A user who has run make install can now drop their requirements documents into .test-commander/documents/uploaded/, run the five Phase 2 helpers in workflow order, and get a 16-dimension requirements review, an INVEST user-story review, an AC-rubric acceptance-criteria review with orphan detection, a coverage matrix tied to a traceability map, and a tc-test-idea/v1 seed file per requirement that Phase 4 will enrich. The mechanical checks ship universal English vocabulary; PCI, HIPAA, and project-specific role taxonomies are opt-in through config.yaml.
The Phase 2 day produced a working five-command skill, two new Per-Phase Conventions, a 18-decision-deep plan, and a discipline for staying generic by default. The bookstore mistake from Step 2.1 is now a discipline — D19 — that every future phase inherits.
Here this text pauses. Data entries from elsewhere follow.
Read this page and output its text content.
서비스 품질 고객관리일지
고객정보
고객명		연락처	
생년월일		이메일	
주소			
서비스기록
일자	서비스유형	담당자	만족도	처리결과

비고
The user's question ("are these left over from the Juice Shop project?") is the kind of correction worth memorializing in the plan, because the answer was "no, but the reflex that produced them is universal across every implementer who sketches a fixture, and the discipline to catch the reflex is exactly the deliverable Test Commander is supposed to embody."
Phase 3 starts next: project-knowledge ingestion. /tc:learn-from-docs, /tc:learn-from-specs, /tc:learn-from-code, /tc:learn-from-api, /tc:learn-from-tests. Same plan-driven cadence. Same TDD discipline. Same lesson-capture rhythm. The phase-3 tag is the next anchor.